Im Schatten der Hochhaustürme von Kuala Lumpur spielen sich Dinge ab, von denen normalsterbliche Touristen keine Ahnung haben. Zwei Jugendliche, beste Freunde, streunen durch die Straßen, mit geborgtem Geld, das aus kriminellen Quellen kommt, albern herum, nehmen Drogen, schlafen ein in einer Bauruine. Am nächsten Morgen ist einer der beiden tot: Überdosis Heroin. Die beiden Brüder Ad (Syafie Naswip) und Am (Shaheizy Sam) stehen im Mittelpunkt der Geschichte von Songlap: sie haben sich an ein Kartell verdungen, das mit Menschenhandel großes Geld verdient. Einerseits werden Babys an reiche Bildungsbürger verschachert, die keine Kinder bekommen können, andererseits werden die Mütter, die diese ungewollten Kinder loswerden wollen und die sich unter dem Deckmantel einer gemeinnützigen Organisation in deren Obhut begeben, nach der Geburt an andere Menschenhändler aus Thailand weiterverkauft, oder auch direkt an einen örtlichen Bordellbesitzer. Der Plot bekommt dann seinen inneren Konflikt dadurch, dass auf einmal die Schwester des obigen besten Freundes von Am in dieser Welt auftaucht. Auch sie will ihr noch ungeborenes Kind loswerden. Doch Ams schlechtes Gewissen regt sich, und außerdem ist das Mädchen mit ihren Rehaugen nicht nur beschützenswert, sondern auch noch sehr attraktiv. Am lehnt sich gegen das Kartell auf und zieht seinen Bruder Ad mit in einen Strudel aus Gewalt hinein.

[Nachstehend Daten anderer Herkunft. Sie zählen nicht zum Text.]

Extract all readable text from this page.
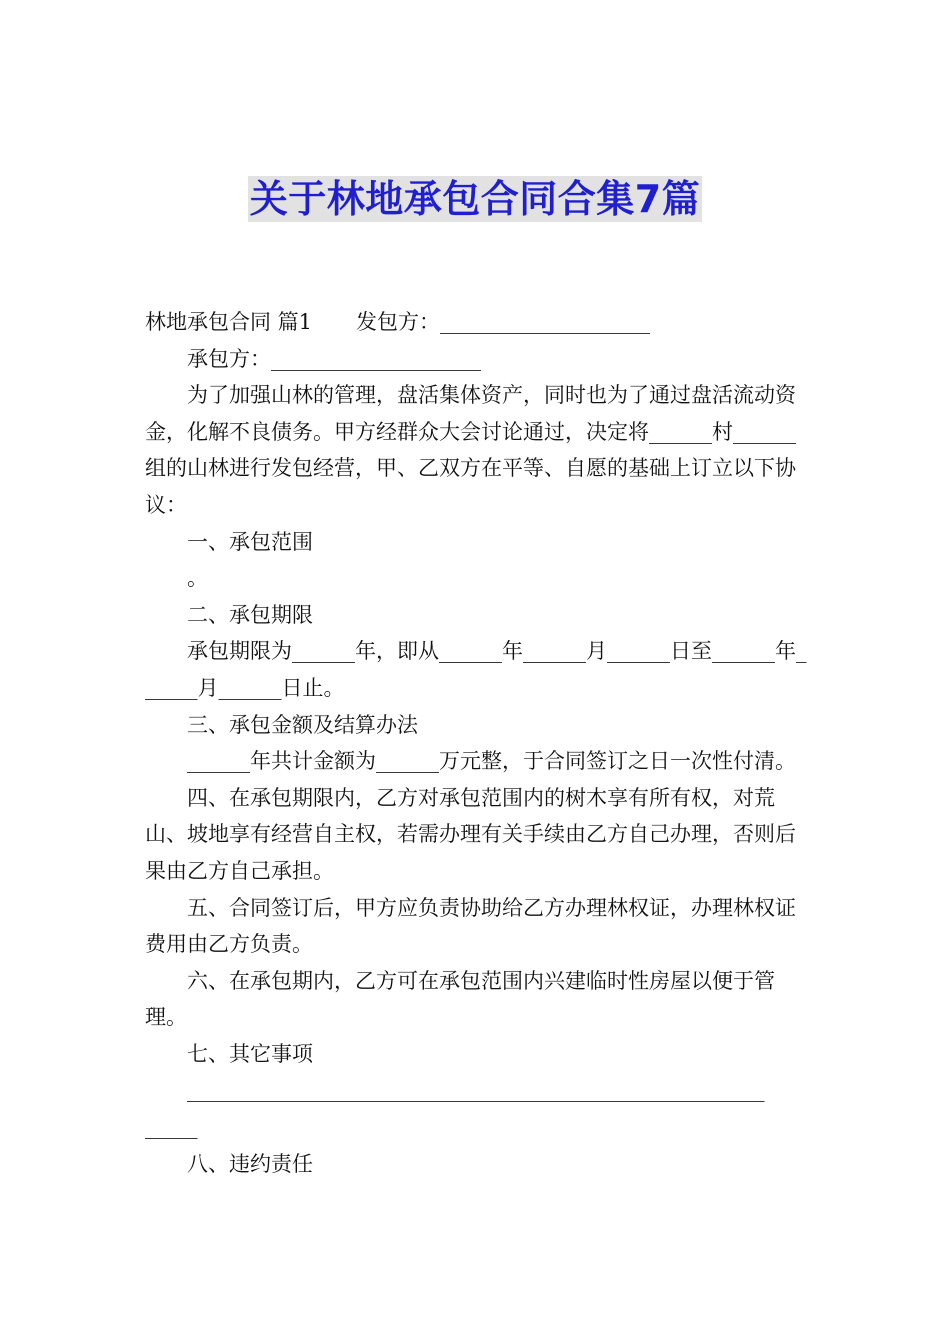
关于林地承包合同合集7篇

林地承包合同 篇1 发包方：____________________

承包方：____________________

为了加强山林的管理，盘活集体资产，同时也为了通过盘活流动资金，化解不良债务。甲方经群众大会讨论通过，决定将______村______组的山林进行发包经营，甲、乙双方在平等、自愿的基础上订立以下协议：

一、承包范围

。

二、承包期限

承包期限为______年，即从______年______月______日至______年______月______日止。

三、承包金额及结算办法

______年共计金额为______万元整，于合同签订之日一次性付清。

四、在承包期限内，乙方对承包范围内的树木享有所有权，对荒山、坡地享有经营自主权，若需办理有关手续由乙方自己办理，否则后果由乙方自己承担。

五、合同签订后，甲方应负责协助给乙方办理林权证，办理林权证费用由乙方负责。

六、在承包期内，乙方可在承包范围内兴建临时性房屋以便于管理。

七、其它事项

_______________________________________________________

_____

八、违约责任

Songlap ist ein typischer mixed bag: zum einen macht der Film sehr vieles richtig, etwa die Bilder sind oft großartig, er ist häufig enorm spannend (sprichwörtlich edge of the seat), auf der anderen Seite haben wir es mit einer unguten Überfrachtung an sozialen und gesellschaftskritischen Themen zu tun, die auch noch durch die prekäre Familiengeschichte an Volumen gewinnt. Diese steht auch erstmal im Zentrum des Films, wenn die Welt der zumeist noch jugendlichen Gangster installiert ist: der absente Vater, der Streit der Brüder, die Mutter eine Prostituierte, die ihre Kinder nicht mehr erkennt (Am, der sie beim Herumstreunen zufällig entdeckt, geht irgendwann ständig zu ihr und bezahlt sie dafür, dass er mit ihr reden kann - sie erkennt ihn nicht, er spricht mit ihr, ohne seine Identität zu enthüllen), und auch die Frage, wer der Vater des Kindes von Rehauge ist, zieht natürlich alle Register der allzu erwartbaren familiären, häuslichen Gewalt. Da droht der Film mehrfach in Elendskitsch abzugleiten. Auf der anderen Seite werden diese Aspekte immer durch die Glaubwürdigkeit der wirklich tollen Schauspieler aufgefangen und, ja, auch aufgehoben. Man ist sich ihrer bewusst, ohne dass sie den Filmgenuss völlig verderben könnten. Zumal man ja sowieso immer auf der guten Seite steht, mit dem erwachenden Gewissen Ams.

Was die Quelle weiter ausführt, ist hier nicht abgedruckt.